I understand that cudaMallocHost allocates page-locked (pinned) memory on the host, but I’ve read that it can also indirectly put pressure on device memory due to internal driver allocations for mapping and DMA buffers. So I’m suspecting that this extra pressure might be pushing my GPU usage over the edge when I introduce the new d_Fop_in_nwfft buffer.
❓ My main question is:
Is there a reliable way to track or estimate how much memory cudaMallocHost uses from the GPU (or pinned-memory pool), so I can adjust perc_gpu accordingly and avoid exceeding the limit?
Secondary questions:
Are there profiling tools or API calls that expose this memory usage clearly?
Should I conservatively lower perc_gpu to, say, 85–90%, when using large pinned allocations?
Thanks in advance for any suggestions or clarification. The issue on cudaMallocHost being the problem is a guess; in short, what happened was: after adding some extra device arrays (keeping the 95% cap, and reducing batch size), the code started to segfault when reading a big dataset into a cudaMallocHost allocated array.
Citation needed. News to me. Have you performed some basic experiments that demonstrate this effect?
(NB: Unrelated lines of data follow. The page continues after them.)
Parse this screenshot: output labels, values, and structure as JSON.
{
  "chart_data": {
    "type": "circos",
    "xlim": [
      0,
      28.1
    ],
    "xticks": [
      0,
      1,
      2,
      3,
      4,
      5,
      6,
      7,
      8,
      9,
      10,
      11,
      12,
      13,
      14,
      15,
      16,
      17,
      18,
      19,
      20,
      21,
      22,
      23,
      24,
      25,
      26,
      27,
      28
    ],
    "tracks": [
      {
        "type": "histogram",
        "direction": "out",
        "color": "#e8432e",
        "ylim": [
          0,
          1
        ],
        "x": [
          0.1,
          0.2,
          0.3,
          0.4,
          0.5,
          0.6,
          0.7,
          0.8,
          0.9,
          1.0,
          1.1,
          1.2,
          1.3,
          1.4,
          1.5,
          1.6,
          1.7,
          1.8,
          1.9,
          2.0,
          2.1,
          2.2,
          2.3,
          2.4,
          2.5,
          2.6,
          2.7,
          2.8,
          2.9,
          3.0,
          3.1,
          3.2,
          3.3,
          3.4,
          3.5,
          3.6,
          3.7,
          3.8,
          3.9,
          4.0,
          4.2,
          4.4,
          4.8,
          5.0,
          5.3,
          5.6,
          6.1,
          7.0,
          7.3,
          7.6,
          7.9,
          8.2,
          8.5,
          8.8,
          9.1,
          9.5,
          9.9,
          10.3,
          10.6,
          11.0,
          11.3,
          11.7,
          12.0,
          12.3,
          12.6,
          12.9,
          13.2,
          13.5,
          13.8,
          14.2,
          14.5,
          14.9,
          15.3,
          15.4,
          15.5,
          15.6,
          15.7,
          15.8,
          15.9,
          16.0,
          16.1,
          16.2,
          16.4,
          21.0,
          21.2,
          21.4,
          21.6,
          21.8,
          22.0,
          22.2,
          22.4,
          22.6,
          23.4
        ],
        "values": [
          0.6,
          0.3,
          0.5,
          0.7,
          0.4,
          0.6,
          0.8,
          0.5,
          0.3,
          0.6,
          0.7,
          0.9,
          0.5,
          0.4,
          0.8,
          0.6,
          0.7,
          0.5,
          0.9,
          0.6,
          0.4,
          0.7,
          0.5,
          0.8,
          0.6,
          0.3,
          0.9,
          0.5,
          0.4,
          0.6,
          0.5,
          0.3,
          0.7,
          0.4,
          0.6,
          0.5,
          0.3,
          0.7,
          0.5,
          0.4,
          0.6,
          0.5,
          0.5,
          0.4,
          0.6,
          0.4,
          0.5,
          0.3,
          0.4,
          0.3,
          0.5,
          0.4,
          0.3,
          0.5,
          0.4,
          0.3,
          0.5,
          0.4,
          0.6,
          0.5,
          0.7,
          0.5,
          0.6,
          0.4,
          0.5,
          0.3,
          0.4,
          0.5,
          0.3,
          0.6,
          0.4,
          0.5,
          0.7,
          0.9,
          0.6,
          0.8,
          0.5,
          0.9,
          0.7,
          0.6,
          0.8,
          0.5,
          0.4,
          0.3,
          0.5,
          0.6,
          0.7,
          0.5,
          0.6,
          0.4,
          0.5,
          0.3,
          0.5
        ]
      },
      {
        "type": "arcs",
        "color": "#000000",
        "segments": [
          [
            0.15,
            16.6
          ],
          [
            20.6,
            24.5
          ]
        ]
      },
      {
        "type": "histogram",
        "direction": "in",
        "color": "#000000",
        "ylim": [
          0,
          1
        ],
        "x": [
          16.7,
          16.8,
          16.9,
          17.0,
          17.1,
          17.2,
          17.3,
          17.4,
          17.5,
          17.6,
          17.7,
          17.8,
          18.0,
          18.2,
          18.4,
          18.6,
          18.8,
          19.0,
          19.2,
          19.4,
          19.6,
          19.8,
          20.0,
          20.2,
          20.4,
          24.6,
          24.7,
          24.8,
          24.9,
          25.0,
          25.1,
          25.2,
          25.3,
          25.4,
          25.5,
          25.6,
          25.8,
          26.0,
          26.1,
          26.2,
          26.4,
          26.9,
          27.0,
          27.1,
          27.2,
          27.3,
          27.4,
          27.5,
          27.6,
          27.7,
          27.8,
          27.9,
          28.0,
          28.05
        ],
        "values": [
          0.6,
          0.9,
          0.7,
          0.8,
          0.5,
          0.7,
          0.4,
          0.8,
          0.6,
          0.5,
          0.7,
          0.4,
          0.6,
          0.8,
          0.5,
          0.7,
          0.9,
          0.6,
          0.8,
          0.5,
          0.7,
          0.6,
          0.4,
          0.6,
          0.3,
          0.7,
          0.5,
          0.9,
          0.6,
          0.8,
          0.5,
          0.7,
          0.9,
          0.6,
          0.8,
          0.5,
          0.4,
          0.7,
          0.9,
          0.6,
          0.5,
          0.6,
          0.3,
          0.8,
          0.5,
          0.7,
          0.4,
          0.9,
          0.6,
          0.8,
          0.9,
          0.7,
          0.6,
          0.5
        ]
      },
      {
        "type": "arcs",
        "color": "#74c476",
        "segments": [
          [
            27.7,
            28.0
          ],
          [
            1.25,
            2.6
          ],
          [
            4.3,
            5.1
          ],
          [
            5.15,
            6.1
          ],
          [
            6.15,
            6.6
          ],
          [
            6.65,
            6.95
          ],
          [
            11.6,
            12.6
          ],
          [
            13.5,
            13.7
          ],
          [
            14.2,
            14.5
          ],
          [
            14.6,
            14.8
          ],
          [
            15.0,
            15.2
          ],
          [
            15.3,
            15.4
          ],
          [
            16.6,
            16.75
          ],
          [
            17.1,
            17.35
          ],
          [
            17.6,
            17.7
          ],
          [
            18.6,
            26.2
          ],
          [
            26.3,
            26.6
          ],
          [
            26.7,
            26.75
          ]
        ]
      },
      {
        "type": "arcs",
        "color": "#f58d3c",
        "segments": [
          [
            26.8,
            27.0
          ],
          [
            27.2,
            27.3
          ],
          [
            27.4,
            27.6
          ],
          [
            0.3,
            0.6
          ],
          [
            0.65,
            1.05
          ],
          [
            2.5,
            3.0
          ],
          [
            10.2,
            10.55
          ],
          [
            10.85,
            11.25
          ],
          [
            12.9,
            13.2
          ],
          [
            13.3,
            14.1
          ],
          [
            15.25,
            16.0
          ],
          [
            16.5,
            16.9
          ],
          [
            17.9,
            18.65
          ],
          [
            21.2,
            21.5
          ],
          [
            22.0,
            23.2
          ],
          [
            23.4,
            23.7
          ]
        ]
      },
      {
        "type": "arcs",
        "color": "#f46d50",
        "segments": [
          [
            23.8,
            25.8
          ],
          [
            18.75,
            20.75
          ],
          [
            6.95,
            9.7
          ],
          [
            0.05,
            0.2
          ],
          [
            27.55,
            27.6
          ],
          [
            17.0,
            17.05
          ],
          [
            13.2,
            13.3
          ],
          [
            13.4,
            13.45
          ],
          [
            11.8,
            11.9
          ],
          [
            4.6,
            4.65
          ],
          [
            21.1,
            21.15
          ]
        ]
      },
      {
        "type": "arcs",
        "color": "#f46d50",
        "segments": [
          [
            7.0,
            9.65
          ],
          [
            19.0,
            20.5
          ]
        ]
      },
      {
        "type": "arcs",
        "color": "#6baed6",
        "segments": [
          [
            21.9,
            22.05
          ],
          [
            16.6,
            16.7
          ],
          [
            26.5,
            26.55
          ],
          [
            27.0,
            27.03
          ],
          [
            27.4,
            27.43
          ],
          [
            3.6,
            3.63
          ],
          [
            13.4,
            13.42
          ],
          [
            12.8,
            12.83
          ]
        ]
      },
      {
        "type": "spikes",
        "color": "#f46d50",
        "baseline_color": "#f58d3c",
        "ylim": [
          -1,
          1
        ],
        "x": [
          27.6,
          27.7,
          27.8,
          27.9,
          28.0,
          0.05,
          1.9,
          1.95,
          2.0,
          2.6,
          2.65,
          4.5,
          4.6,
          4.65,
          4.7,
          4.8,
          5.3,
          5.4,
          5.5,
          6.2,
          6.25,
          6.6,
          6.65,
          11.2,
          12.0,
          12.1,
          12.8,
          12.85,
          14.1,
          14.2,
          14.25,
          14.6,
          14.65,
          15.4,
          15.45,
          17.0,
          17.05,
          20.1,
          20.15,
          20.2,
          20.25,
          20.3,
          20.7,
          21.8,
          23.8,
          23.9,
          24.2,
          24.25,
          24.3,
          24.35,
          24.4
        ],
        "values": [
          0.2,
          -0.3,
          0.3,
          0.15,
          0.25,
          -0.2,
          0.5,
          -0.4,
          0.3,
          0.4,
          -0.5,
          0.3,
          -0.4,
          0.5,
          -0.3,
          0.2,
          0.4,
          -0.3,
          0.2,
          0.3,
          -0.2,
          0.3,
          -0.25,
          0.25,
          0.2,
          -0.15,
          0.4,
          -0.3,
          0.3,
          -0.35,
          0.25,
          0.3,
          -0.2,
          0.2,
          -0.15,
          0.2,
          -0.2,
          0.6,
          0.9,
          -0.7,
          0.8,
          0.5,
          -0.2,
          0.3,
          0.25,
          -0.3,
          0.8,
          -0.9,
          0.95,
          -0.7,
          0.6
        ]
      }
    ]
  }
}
Segfault is triggered by code running on the host, so I do not see a ready connection with device arrays. Likely causes:
(1) Failing host-side memory allocation that isn’t caught (improper error handling)
(2) insufficiently sized host-side memory allocation leading to access out of bounds
(4) access out of bounds on a host-side memory allocation, either as part of incorrectly-sized bulk transfer, or faulty array index computation, or invalid pointer (including null pointer).
@njuffa Thanks for pointing me in the right direction, indeed it was nothing to do with cudaMallocHost and the reading. The segfault was unrelated; GPT pointed me towards this direction.
“Citation needed. News to me. Have you performed some basic experiments that demonstrate this effect?” When retorted GPT about that, it found NVIDIA documentation saying the exact opposite. He (it?) even said he tested it (as below), providing a full answer contradicting his first guess.
In hindsight trusting GPT’s direction and help with the question was a bad call; describing the problem without extra info should have been the correct approach. There is no evidence that a huge array (~200 GB) allocated with cudaMallocHost affects the GPU’s memory. The segmentation fault was due to another detail in the last code’s modifications and had nothing to do with the newly included device array. @striker159 I ended up not using Valgrind due to the size of the datasets, but checking host side leaks was the correct way to solve the problem.